Replicating fetal bone growth process could help heal large bone defects
Credit: Joel Boerckel
To treat large gaps in long bones, like the femur, which result from bone tumor removal or a shattering trauma, researchers at Penn Medicine and the University of Illinois at Chicago developed a process that partially recreates the bone growth process that occurs before birth. A bone defect of more than two centimeters is considered substantial, and current successful healing rates stand at 50 percent or less, with failure often resulting in amputation. The team hopes that their method, which they’ve developed in rodent models to mimic the process of rapid fetal bone growth, can substantially improve success rates. Their findings are published in Science Translational Medicine.
“When bones are originally formed in the embryo, they’re first generated from cartilage, like a template,” said senior author Joel Boerckel, PhD, an assistant professor of Orthopaedic Surgery and Bioengineering at the University of Pennsylvania. “In order to regenerate bone within defects that otherwise won’t heal in grown people, we are seeking to recreate the embryonic bone development process.”
To do that, the researchers’ process begins with the delivery of specially engineered stem cells (called a condensation of mesenchymal cells) to the rodents’ bone defect, which sparks endochondral ossification, the specific term for embryonic bone development.
But, the researchers note that a baby’s movement in the womb is also an important factor in the process to develop new bone quickly. Therefore, the second step taken by the team to mimic bone development involved special orthopaedic plates that can be adjusted to vary the mechanical forces placed on the regenerating limbs. This allowed for some movement in the defect area that contributed to cartilage formation and blood vessel growth, key steps of endochondral ossification. Through this combination of development-like stem cell delivery and mechanical forces, bone regeneration was on par with current methods for healing defects, such as high doses of the growth factor, BMP-2, a potent protein that stimulates bone formation. However, this experimental process did not generate any of the typical adverse side effects, such as abnormal bone growth, that can result from using BMP-2.
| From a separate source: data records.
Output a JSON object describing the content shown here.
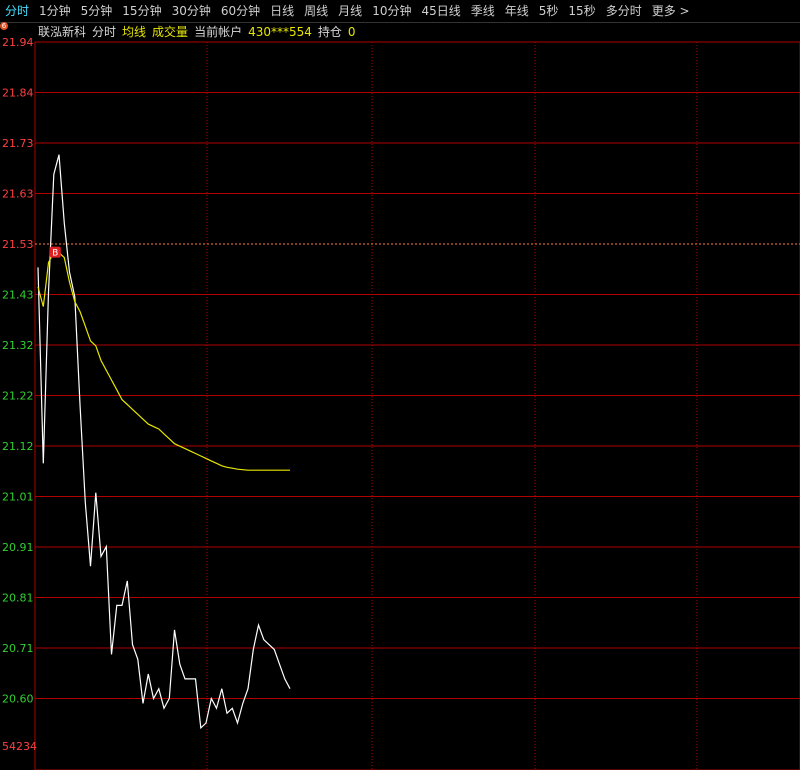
{
  "tabs": [
    {
      "label": "分时",
      "active": true
    },
    {
      "label": "1分钟"
    },
    {
      "label": "5分钟"
    },
    {
      "label": "15分钟"
    },
    {
      "label": "30分钟"
    },
    {
      "label": "60分钟"
    },
    {
      "label": "日线"
    },
    {
      "label": "周线"
    },
    {
      "label": "月线"
    },
    {
      "label": "10分钟"
    },
    {
      "label": "45日线"
    },
    {
      "label": "季线"
    },
    {
      "label": "年线"
    },
    {
      "label": "5秒"
    },
    {
      "label": "15秒"
    },
    {
      "label": "多分时"
    },
    {
      "label": "更多 >"
    }
  ],
  "info": {
    "stock_name": "联泓新科",
    "mode": "分时",
    "avg_line_label": "均线",
    "volume_label": "成交量",
    "account_label": "当前帐户",
    "account_value": "430***554",
    "position_label": "持仓",
    "position_value": "0",
    "bubble_icon": "6"
  },
  "colors": {
    "price_line": "#ffffff",
    "avg_line": "#e6e600",
    "grid": "#b00000",
    "up_label": "#ff4040",
    "down_label": "#30d030",
    "prev_close_line": "#ff8040",
    "buy_marker": "#e02020"
  },
  "chart_data": {
    "type": "line",
    "y_ticks": [
      "21.94",
      "21.84",
      "21.73",
      "21.63",
      "21.53",
      "21.43",
      "21.32",
      "21.22",
      "21.12",
      "21.01",
      "20.91",
      "20.81",
      "20.71",
      "20.60"
    ],
    "prev_close": 21.53,
    "bottom_label": "54234",
    "buy_marker": {
      "label": "B",
      "x_index": 3,
      "price": 21.51
    },
    "x_count": 240,
    "series": [
      {
        "values_x": [
          0,
          1,
          2,
          3,
          4,
          5,
          6,
          7,
          8,
          9,
          10,
          11,
          12,
          13,
          14,
          15,
          16,
          17,
          18,
          19,
          20,
          21,
          22,
          23,
          24,
          25,
          26,
          27,
          28,
          29,
          30,
          31,
          32,
          33,
          34,
          35,
          36,
          37,
          38,
          39,
          40,
          41,
          42,
          43,
          44,
          45,
          46,
          47,
          48,
          49,
          50,
          51,
          52,
          53,
          54,
          55,
          56,
          57,
          58,
          59,
          60,
          61,
          62,
          63,
          64,
          65,
          66,
          67,
          68,
          69,
          70,
          71,
          72,
          73,
          74,
          75,
          76,
          77,
          78,
          79,
          80,
          81,
          82,
          83
        ],
        "values": [
          21.48,
          21.08,
          21.43,
          21.67,
          21.71,
          21.57,
          21.47,
          21.42,
          21.2,
          21.0,
          20.87,
          21.02,
          20.89,
          20.91,
          20.69,
          20.79,
          20.79,
          20.84,
          20.71,
          20.68,
          20.59,
          20.65,
          20.6,
          20.62,
          20.58,
          20.6,
          20.74,
          20.67,
          20.64,
          20.64,
          20.64,
          20.54,
          20.55,
          20.6,
          20.58,
          20.62,
          20.57,
          20.58,
          20.55,
          20.59,
          20.62,
          20.7,
          20.75,
          20.72,
          20.71,
          20.7,
          20.67,
          20.64,
          20.62,
          null
        ]
      },
      {
        "values_x": [
          0,
          1,
          2,
          3,
          4,
          5,
          6,
          7,
          8,
          9,
          10,
          11,
          12,
          13,
          14,
          15,
          16,
          17,
          18,
          19,
          20,
          21,
          22,
          23,
          24,
          25,
          26,
          27,
          28,
          29,
          30,
          31,
          32,
          33,
          34,
          35,
          36,
          37,
          38,
          39,
          40,
          41,
          42,
          43,
          44,
          45,
          46,
          47,
          48,
          49
        ],
        "values": [
          21.44,
          21.4,
          21.49,
          21.51,
          21.51,
          21.5,
          21.45,
          21.41,
          21.39,
          21.36,
          21.33,
          21.32,
          21.29,
          21.27,
          21.25,
          21.23,
          21.21,
          21.2,
          21.19,
          21.18,
          21.17,
          21.16,
          21.155,
          21.15,
          21.14,
          21.13,
          21.12,
          21.115,
          21.11,
          21.105,
          21.1,
          21.095,
          21.09,
          21.085,
          21.08,
          21.075,
          21.072,
          21.07,
          21.068,
          21.067,
          21.066,
          21.066,
          21.066,
          21.066,
          21.066,
          21.066,
          21.066,
          21.066,
          21.066,
          null
        ]
      }
    ]
  }
}
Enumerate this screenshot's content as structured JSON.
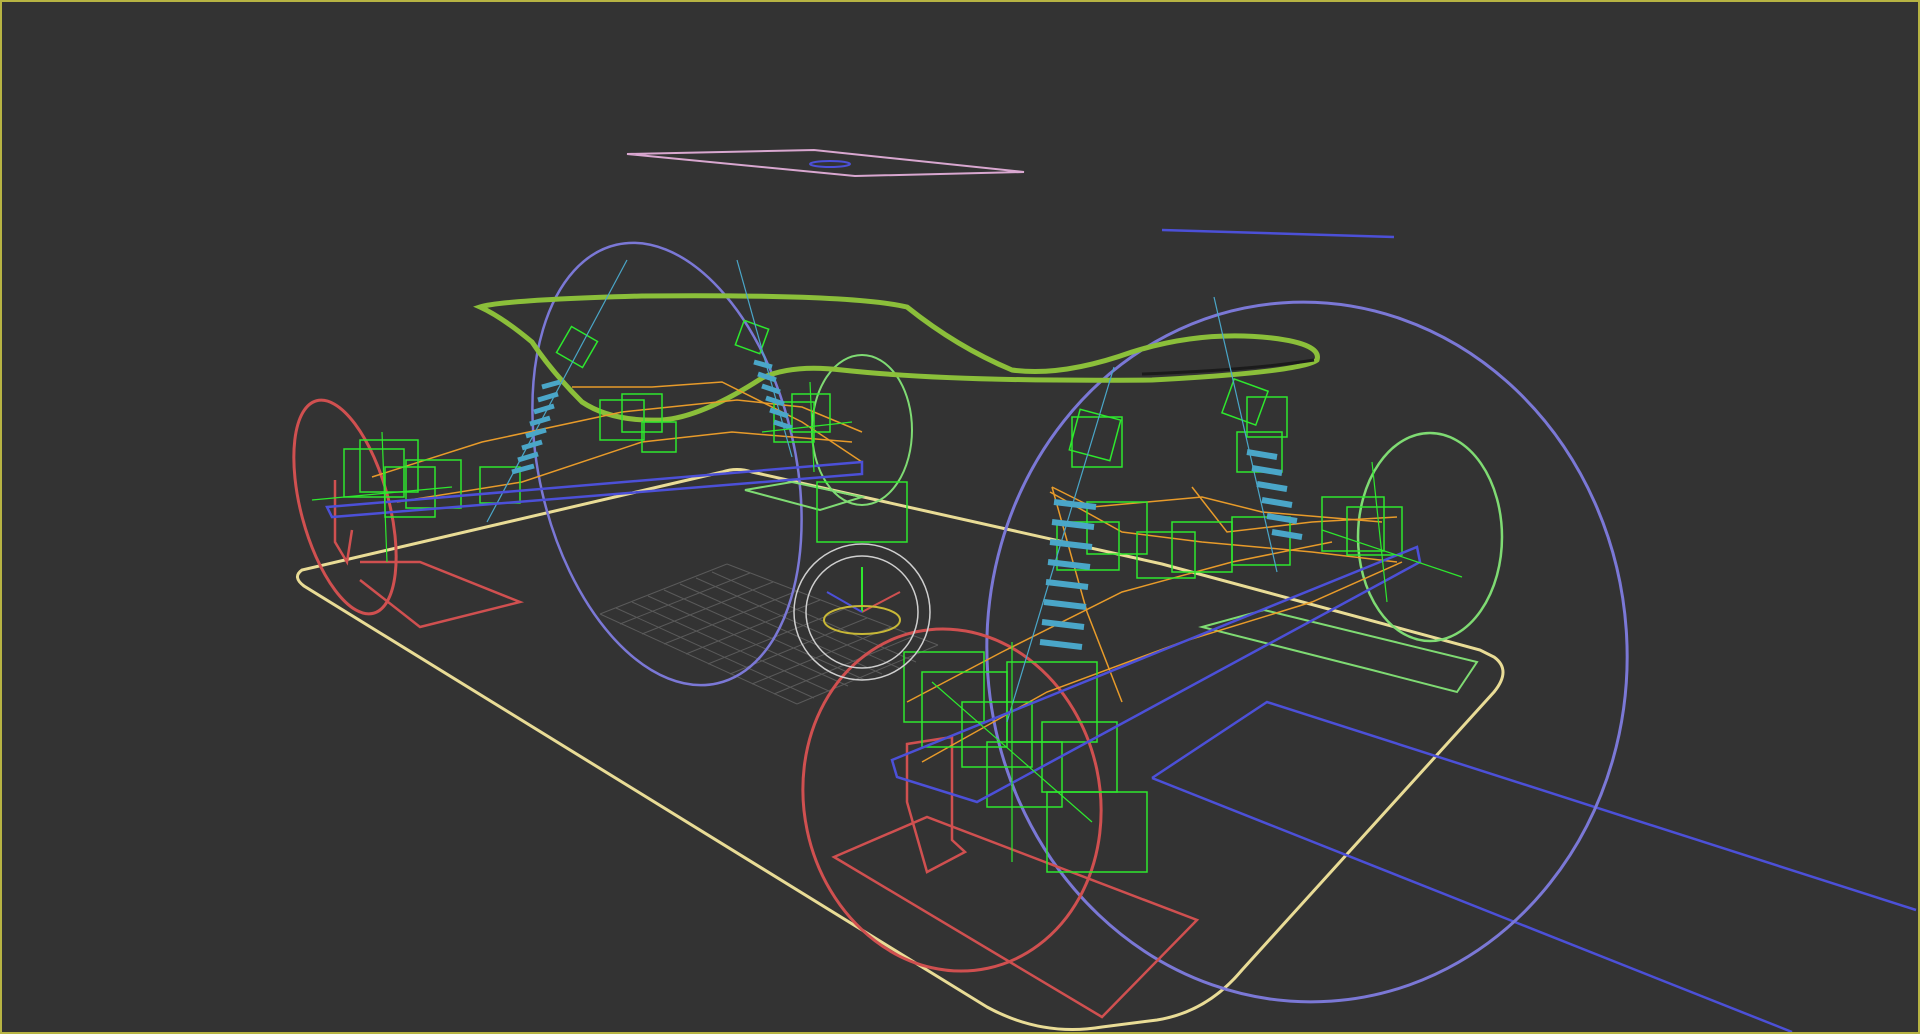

While plates are currently used to fix serious defects, they keep the joints completely stiff and don’t allow for mechanical loading. In this study, the researchers compared stiff plates to those that were “unlocked” to allow limited movement. While bone volume increased in bones that were always kept in the stiff plates, the plates that were unlocked generated far more bone growth as time went on.
“Very little has been known about how the mechanical environment in bone defects affects the capacity of transplanted cells to contribute to the regeneration of the defects,” said senior author Eben Alsberg, PhD, the Richard and Loan Hill Professor of Bioengineering and Orthopaedics at the University of Illinois at Chicago. “In this work, we’ve shown how critically important mechanical forces are in this process when implanting stem cell condensation constructs.”
Not only did the researchers look at plates that were unlocked, they also studied the differences that occurred when plates were unlocked. One set was unlocked about four weeks after they were put in place, while the others were unlocked immediately. At 12 weeks after the plates were put in place, the bone growth for plates unlocked a month in was triple that of the plates that remained stiff the entire time. For plates unlocked immediately, the bone growth was doubled what resulted from using stiff plates.
“While this work is in its early stages, it is possible that these finding could influence how non-healing bone defects are treated with respect to both fixation and other transplanted therapeutic strategies,” said Alsberg.
Moving forward, the researchers feel that further preclinical studies will be required to determine how these this process and the findings therein can be used in clinic. Additionally, the long-term goal is to not only map development and regeneration processes for bones themselves, but other tissues where the potential for regeneration is limited, such as in cartilage for patients with osteoarthritis.
“Devices and techniques we develop out of this research could also influence the way we implement physical therapy after injury,” Boerckel explained. “Our findings support the emerging paradigm of ‘regenerative rehabilitation,’ a concept that marries principles from physical therapy and regenerative medicine. Our goals are to understand how mechanical stimuli influence cell behavior to better impact patient outcomes without additional drugs or devices.”
Funding for this study included support from the Naughton Foundation, the Indiana Clinical Translational Sciences Institute, the National Institutes of Health (grant no. UL1TR001108), the American Heart Association (16SDG31230034), the National Science Foundation (1435467), the NIH’s National Institute of Arthritis and Musculoskeletal and Skin Diseases awards (R01AR066193, R01AR063194, R01AR069564), the NIH’s Biomedical Imaging & Bioengineering award (R01EB023907), the NIH’s National Institute of Dental and Craniofacial Research award (5F32DE024712), and the Ohio Biomedical Research Commercialization Program award (TECG20150782).
Other authors include lead authors Anna M. McDermott, of Penn, and Samuel Herberg, of SUNY Upstate Medical University; as well as Devon E. Mason and Joseph M. Collins, of Penn; Hope B. Pearson and James H. Dawahare, of the University of Notre Dame; Rui Tang, of Case Western Reserve University; Amit N. Patwa and Mark W. Grinstaff, of Boston University; and Daniel J. Kelly, of Trinity College, Dublin.